Miziklerim ;)

16 Ağustos 2012 Perşembe

Böyle Kalsın İstiyorum!demiştin;Pekâla Böyle Kalsın..


Bulutlar öpmesin badem çiçeklerini,
Her çağlayan bir fanusa dökülsün,
Kalbinin infazında eriyen zavallı kuş,
Koklamadan geceyi, bıktıran saçlarını,
Bir yılanın hercai pullarına gömülsün…


“Sükût bulmaktansa senin yerinde
Koy beni assınlar kirpiklerinde…”


Her me’yusa bir Mevlana çağıran,
Kuşu vurmuşlar bir gün dorukta, 
Kanatları Sel suyunda dağılmış,
Tüylerinde Padişahlar boğulmuş,
Hüznü bir köy gibi kalmış ırakta,
Umudu sessizce İstanbul olmuş…



“Böyle kalsın!” diyorsun,
Pekâlâ, böyle kalsın…


Işığa tutunmasın yeryüzü dargınları,
“Han’ların eteğinde gül arayan köleler,
Miladi bir takvimin soluk yapraklarında,
Bir yudum şarap gibi içerek, vurgunları,
Senin o doldukça gökleri kıskandıran, 
Boşaldıkça her damlası güvercin gözlerinde bunalsın…

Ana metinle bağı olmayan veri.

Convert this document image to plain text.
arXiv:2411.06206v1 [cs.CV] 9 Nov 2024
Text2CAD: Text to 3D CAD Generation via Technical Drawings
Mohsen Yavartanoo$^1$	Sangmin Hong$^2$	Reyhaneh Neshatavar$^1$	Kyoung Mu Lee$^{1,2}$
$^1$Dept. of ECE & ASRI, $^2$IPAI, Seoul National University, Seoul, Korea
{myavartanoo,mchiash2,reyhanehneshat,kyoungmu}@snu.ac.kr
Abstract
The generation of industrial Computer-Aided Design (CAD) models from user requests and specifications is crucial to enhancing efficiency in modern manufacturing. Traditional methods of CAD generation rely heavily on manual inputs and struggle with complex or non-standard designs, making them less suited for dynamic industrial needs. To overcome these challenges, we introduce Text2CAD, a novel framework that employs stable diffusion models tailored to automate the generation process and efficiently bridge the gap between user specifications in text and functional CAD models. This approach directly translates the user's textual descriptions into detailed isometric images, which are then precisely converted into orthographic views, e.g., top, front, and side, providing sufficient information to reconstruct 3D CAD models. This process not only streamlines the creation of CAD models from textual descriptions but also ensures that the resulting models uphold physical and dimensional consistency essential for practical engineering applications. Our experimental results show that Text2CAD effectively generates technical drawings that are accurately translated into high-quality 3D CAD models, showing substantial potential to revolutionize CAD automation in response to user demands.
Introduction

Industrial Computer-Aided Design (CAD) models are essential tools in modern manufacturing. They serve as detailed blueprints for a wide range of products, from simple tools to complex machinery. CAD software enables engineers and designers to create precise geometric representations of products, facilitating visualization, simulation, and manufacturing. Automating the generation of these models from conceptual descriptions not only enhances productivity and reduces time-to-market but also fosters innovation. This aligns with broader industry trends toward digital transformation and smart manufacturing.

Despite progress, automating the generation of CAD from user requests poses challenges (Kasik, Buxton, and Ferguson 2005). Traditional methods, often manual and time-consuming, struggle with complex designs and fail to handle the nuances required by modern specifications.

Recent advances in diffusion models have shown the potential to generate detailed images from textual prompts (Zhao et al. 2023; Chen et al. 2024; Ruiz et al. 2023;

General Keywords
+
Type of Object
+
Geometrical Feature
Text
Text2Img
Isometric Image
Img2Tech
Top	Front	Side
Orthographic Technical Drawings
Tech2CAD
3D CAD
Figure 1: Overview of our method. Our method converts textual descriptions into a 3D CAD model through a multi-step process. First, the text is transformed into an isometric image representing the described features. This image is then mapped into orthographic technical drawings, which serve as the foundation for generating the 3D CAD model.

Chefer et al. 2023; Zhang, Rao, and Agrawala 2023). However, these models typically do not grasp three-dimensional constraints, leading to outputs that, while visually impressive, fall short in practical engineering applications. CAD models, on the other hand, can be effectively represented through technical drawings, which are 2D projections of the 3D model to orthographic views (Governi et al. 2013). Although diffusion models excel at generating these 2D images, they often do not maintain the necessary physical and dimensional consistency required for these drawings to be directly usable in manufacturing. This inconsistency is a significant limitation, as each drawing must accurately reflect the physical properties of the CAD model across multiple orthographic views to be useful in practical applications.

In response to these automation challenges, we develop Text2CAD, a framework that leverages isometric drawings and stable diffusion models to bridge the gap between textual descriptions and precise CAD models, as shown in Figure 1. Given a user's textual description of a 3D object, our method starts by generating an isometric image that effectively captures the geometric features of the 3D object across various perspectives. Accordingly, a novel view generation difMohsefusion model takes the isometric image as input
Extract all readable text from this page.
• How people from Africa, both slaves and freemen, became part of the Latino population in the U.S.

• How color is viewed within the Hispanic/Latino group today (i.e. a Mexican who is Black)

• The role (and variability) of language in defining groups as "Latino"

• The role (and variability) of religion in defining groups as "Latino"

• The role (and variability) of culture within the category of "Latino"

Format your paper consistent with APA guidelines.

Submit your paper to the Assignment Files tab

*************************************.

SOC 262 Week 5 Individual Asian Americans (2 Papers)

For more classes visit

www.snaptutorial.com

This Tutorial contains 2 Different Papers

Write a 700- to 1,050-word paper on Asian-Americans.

Çöz hayalin kınalı örgüsünü her akşam,
Kimsesiz koy tahtını, bu sevimli delinin,
Yağmaz olsun yurduna, kardelen yağmurları,
Tarihin yüreğinde seğiren yüreğinin,
Yıkılsın en gizemli, en görkemli surları…
Bak yine boğazımda parmak uçları şehrin, 
Şehir ki bir dilberin en zalim portresidir,
Bu gelen hayatımın kan bulaşan sesidir,
Kahkaha bir ur gibi büyüyor hançeremde,
Bu giden boynu bükük, sensizliğimdir benim,
Bu iştahla bekleyen ölümdür penceremde…


Mademki girmiyorsun!
Kırıyorum bahçemin kapılarını,
Gönlümün camları kırıktır zaten,
Raflarda veremli ve sana adadığım,
Kan tüküren soylu kitaplarımı,
Yakıyorum yeniden…
Küllerinde dirilen suretini,
Nazlı bir resim gibi,
Göğsüme gözlerinle çakıyorum… Yeniden…




Sen yine kararlı ve uygun adım,
“Böyle Kalsın” diyorsun.
Kalsın o her durakta seni bekleyen adam,
Acılar kırmızıya boyuyor izlerini,
Yalnızlık okşuyor avcılar gibi,
Düşlerinin arasında gezinen antika mavzerini…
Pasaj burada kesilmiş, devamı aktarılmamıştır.